|
Management
Follow-up Visits -- During the first three years after treatment, you should have follow-up visits every three to six months to ensure that changes in your health are monitored and problems are treated early. Your follow-up visits will include physical exams and pelvic exams and may include blood tests and X-rays. A pap test may also be done to look for cancer cells in the vagina. If the cancer does not return within three years, visits can be scheduled less often.
|
|  |
 |
Menopause -- If you have not gone through menopause, it will begin immediately after most treatments for endometrial cancer. If your uterus and ovaries have been removed or you have had radiation therapy, your body will have a decrease in estrogen, which is normal in menopause.
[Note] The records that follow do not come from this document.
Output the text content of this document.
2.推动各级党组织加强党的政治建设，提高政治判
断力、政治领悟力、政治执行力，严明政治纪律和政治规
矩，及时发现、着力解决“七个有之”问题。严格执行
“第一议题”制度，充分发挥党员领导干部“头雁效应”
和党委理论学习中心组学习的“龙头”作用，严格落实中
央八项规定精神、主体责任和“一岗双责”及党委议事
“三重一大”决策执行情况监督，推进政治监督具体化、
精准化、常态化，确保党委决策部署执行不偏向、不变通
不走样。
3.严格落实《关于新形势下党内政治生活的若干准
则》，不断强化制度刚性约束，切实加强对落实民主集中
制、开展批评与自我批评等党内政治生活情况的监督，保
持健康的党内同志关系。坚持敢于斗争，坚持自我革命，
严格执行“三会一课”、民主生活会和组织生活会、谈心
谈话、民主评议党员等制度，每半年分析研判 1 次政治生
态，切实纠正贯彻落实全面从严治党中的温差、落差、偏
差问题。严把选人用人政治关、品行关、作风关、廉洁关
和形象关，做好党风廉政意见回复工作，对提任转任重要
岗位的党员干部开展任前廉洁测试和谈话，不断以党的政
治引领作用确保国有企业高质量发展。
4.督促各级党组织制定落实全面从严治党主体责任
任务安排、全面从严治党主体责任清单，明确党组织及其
The lack of estrogen can cause osteoporosis (brittle, thin bones) and menopausal symptoms such as hot flashes and insomnia. Several medications and other treatments are available for preventing or treating osteoporosis and menopausal symptoms, so talk with your doctor about your options.
Fertility -- Before you begin a treatment plan for endometrial cancer, your doctor will discuss your fertility options. Women who have undergone a hysterectomy and bilateral salpingo-oophorectomy (removal of the uterus, ovaries, and fallopian tubes) for endometrial cancer are infertile, meaning they will not being able to become pregnant.